Vita
Lissette Olivares is a transmedia storyteller and the founder of Sin Kabeza Productions (Headless Productions). She is pursuing a doctoral degree in the History of Consciousness Department at UCSC, and is a graduate of the Whitney Museum Independent Study Program in Critical Studies, Peking University, and Vassar College. She has received the Fulbright, Andrew Mellon, Jacob K. Javits, Jane Dealy Wirsig, McGuire, Hemispheric Institute, and NYU Provost Fellowship for Academic Diversity.
Her interdisciplinary art and research has recently been supported by dOCUMENTA (13), nGbK NanoEthics, A Blade of Grass Foundation, Meinblau Project Room, Les Rencontres Internationales, DRIK Magazine, DONAUFESTIVAL, Haus der Kulturen der Welt, Terreform ONE, Yinchuan Biennale Conference, amongst others.
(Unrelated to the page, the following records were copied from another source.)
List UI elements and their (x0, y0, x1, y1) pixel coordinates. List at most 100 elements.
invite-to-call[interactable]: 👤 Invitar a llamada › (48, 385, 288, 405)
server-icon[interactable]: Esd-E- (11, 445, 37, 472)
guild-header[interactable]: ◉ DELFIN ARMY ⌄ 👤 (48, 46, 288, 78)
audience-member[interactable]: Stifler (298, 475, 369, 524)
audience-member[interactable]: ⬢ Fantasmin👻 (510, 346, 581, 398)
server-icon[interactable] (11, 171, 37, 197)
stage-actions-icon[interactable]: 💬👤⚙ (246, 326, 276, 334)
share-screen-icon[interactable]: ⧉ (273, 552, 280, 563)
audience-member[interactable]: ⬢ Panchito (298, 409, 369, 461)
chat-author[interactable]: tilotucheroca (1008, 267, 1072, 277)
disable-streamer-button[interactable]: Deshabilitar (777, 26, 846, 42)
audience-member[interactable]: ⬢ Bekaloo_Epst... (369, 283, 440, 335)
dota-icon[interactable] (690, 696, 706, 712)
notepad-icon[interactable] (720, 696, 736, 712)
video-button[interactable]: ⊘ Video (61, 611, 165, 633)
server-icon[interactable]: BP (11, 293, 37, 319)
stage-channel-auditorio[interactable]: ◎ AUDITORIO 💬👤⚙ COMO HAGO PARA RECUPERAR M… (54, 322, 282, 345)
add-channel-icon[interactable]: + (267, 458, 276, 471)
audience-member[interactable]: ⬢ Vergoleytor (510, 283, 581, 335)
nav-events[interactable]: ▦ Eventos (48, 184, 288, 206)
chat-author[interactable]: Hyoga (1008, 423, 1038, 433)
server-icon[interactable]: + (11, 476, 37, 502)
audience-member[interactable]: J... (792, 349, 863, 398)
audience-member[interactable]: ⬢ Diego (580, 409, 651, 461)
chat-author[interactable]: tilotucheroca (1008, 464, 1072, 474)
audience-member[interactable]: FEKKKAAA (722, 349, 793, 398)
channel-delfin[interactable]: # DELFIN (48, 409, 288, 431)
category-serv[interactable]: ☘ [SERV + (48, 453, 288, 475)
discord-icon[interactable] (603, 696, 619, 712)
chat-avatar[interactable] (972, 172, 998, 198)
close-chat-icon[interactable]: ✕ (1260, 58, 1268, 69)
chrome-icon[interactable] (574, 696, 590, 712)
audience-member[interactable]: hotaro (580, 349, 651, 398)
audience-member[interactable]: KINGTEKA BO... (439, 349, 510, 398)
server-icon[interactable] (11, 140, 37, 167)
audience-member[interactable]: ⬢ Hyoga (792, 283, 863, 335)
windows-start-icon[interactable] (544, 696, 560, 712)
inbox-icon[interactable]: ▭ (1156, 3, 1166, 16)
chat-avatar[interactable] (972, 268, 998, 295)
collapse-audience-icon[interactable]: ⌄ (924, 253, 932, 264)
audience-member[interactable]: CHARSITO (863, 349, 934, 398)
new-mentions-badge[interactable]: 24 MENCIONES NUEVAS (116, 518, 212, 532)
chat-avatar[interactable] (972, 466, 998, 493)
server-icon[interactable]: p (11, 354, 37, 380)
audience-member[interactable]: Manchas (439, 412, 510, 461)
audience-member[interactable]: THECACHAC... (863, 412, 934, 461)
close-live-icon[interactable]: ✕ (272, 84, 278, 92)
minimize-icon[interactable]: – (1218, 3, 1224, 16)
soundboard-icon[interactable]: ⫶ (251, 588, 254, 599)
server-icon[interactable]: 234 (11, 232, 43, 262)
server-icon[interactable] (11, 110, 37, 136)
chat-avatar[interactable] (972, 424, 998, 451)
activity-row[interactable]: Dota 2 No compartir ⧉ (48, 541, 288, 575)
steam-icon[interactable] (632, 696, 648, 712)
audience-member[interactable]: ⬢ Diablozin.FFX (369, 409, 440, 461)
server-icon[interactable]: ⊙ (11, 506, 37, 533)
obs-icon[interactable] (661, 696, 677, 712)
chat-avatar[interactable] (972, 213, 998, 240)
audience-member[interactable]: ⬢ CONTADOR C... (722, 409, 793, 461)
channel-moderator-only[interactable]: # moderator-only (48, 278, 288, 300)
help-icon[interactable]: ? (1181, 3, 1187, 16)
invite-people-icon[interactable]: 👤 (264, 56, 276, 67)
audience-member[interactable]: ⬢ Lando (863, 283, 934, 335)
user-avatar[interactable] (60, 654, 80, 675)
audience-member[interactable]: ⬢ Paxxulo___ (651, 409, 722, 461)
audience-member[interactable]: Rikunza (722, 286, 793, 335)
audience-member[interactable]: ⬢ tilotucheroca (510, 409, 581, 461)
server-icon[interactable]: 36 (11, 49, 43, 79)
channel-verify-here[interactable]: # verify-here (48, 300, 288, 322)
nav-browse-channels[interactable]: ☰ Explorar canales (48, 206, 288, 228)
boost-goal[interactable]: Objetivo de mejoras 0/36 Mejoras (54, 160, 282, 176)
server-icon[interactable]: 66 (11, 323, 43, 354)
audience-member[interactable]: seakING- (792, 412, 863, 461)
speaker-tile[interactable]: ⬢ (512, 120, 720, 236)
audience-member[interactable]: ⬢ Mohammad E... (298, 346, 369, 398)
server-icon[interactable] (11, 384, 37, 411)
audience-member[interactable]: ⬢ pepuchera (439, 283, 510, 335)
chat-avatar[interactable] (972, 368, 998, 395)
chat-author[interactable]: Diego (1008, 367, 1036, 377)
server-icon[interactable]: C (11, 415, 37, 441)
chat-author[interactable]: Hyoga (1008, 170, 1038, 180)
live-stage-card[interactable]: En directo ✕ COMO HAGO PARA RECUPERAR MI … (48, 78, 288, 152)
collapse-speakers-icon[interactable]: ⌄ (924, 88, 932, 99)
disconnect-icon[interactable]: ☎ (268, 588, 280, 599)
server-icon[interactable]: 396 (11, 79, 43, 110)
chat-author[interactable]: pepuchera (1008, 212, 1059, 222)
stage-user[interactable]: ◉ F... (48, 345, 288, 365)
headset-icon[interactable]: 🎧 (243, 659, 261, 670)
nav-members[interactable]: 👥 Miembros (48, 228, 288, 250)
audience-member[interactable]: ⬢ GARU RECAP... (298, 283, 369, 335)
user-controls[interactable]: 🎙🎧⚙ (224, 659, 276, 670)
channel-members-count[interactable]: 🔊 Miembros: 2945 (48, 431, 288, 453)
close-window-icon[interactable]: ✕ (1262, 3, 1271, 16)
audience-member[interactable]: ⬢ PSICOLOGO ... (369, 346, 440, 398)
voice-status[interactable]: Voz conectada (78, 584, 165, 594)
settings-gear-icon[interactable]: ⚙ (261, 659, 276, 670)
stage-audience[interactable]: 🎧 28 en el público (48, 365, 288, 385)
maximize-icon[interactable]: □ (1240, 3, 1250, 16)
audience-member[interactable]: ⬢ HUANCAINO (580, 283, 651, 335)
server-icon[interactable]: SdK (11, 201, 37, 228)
In the fall of 2016, she will be presenting SKP’s posthumanist architecture at the nGbK’s exhibition Animal Lovers.
Decolonial Errans
The research undertaken at the ICI Berlin will explore the agential possibilities of decolonial thinking, specifically in relation to the subjectivities made possible by indigenous notions of ‘personhood’, to be contrasted to the Euro-American ‘human’.
Case studies will turn to contemporary environmental activism that has used ‘personhood’ to legally protect entities that are usually rendered non human in the traditional purview of the law, such as animals, land, and bodies of water.
Disenchantment in the (so called) First World
ICI Project 2009
Disenchantment in the (so called) First World grapples with past and current debates about the distinctions between First and Third World positions. Eschewing the totalizing discourses affiliated with these terms, and deviating from the pejorative associations they have historically aroused, “First World” and “Third World” are proposed as necessarily problematic categories that highlight global economic interdependence as well as geopolitical relationships and processes. This curatorial project draws upon the tensions that are exacerbated by globalization and the unequal distribution of resources around the world.
Allowing diverse artists to translate their perspectives on current geopolitical structures through varied mediums, this exhibitions asks: How is “First World” hegemonic privilege reaffirmed, demystified, and problematized through artists’ works? The works selected for this exhibition will rely on the shared codes and perceptions these artists have taken from their experiences and impacts in the (so called) First World.